Narula: You can have two strategies in our business. One is a sales-led strategy, where you invest heavily in distribution and build your business from there. The other is an investment-led strategy, where you deliver consistent performance over time, and AUM growth happens naturally. We prefer the investment-led strategy — that’s going to be our focus going forward. It has been our focus in the past as well. All our funds that have crossed the 10-year mark have outperformed their benchmarks.

Q: Which product category do you expect to see higher growth in — equity or debt? What does the overall AUM composition look like?

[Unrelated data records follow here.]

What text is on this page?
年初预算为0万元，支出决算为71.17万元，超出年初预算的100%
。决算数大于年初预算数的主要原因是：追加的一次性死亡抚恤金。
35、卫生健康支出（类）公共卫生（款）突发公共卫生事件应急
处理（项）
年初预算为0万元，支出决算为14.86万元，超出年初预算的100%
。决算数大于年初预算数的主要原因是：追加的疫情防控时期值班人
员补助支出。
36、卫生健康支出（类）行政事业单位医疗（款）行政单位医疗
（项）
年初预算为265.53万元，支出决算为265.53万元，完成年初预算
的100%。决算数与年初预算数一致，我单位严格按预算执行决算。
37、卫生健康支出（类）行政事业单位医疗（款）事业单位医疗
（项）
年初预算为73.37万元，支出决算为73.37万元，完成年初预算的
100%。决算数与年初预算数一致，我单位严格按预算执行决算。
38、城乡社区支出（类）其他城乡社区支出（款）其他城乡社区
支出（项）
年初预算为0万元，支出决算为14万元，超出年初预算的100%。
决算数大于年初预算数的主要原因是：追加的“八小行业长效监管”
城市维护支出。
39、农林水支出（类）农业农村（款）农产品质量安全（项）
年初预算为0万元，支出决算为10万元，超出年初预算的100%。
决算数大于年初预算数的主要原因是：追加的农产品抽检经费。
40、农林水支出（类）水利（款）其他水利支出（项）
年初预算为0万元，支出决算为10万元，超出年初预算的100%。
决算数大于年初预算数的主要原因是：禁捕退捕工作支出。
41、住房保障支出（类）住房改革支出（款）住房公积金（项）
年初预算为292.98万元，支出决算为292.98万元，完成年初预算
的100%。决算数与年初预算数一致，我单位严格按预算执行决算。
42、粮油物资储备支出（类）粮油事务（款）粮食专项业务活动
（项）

Narula: We believe that equity markets will outperform all other asset classes seven out of ten years. That’s our firm belief, and we are positioned accordingly. Currently, 91% of our AUM mix is in equity because of that conviction.

Q: The number of AMCs in India almost makes it seem that investors are spoiled for choice — especially with players like BlackRock now entering the fray. How do you plan to first protect your market share, and then grow it further?

Narula: This is, in many ways, a very beautiful industry. You only get AUM based on performance. Yes, initially, there will be hype around new brands that come in — and it’s good to see more AMCs entering the market, as it shows there’s confidence in the industry’s long-term potential. But ultimately, you can only attract AUM because investors and unit holders reward you for your track record. You need to perform first before you get the money. Everyone has their own unique race to run. We will run ours and build an institution that stands the test of time.

Q: This industry typically has low capital expenditure, so profit improvement largely depends on revenue growth. What is the AMC’s fee structure like? How often can you change it? I’m trying to understand what the levers for revenue growth could be, given the current fee model.

Narula: As you’re aware, the fee structure is based on the TER (Total Expense Ratio) that you can charge to the schemes, and each TER is mandated by the regulator. For equity schemes, it’s different from debt schemes. You’re absolutely right — the fee structure and yields depend a lot on the revenue growth that comes through. But typically, it’s AUM-driven. The kind of AUM you get from the markets and the distributors you work with are very important. If I had to pick one single factor driving growth, it would be AUM growth — that’s what leads to profitable growth overall. You’re right, this is a capital-light business, and we benefit from operating leverage — the same fund manager can manage ₹1,000 crore or ₹10,000 crore.

Q: What are your strategic priorities now that you’ve become a listed company? Can you share your three-year or five-year roadmap? Also, by what percentage are you aiming to grow this year? We’re already through the first half, so what’s the outlook for the second half in terms of revenue growth and margin performance?

Narula: If you’re asking about our strategic focus — we are a people business. Our priority is to be a company that attracts top talent. The day you stop attracting good people is the day you start losing business. So, for us, the focus on people and talent is very important.

Yes, there are other priorities too — such as expanding in different markets and product lines. We have a lot of opportunities to explore across various product categories. We will possibly launch another fund before the end of FY26. And in terms of growth rates, we believe we can replicate similar growth rates as in the past, going forward — at least for FY26 and FY27.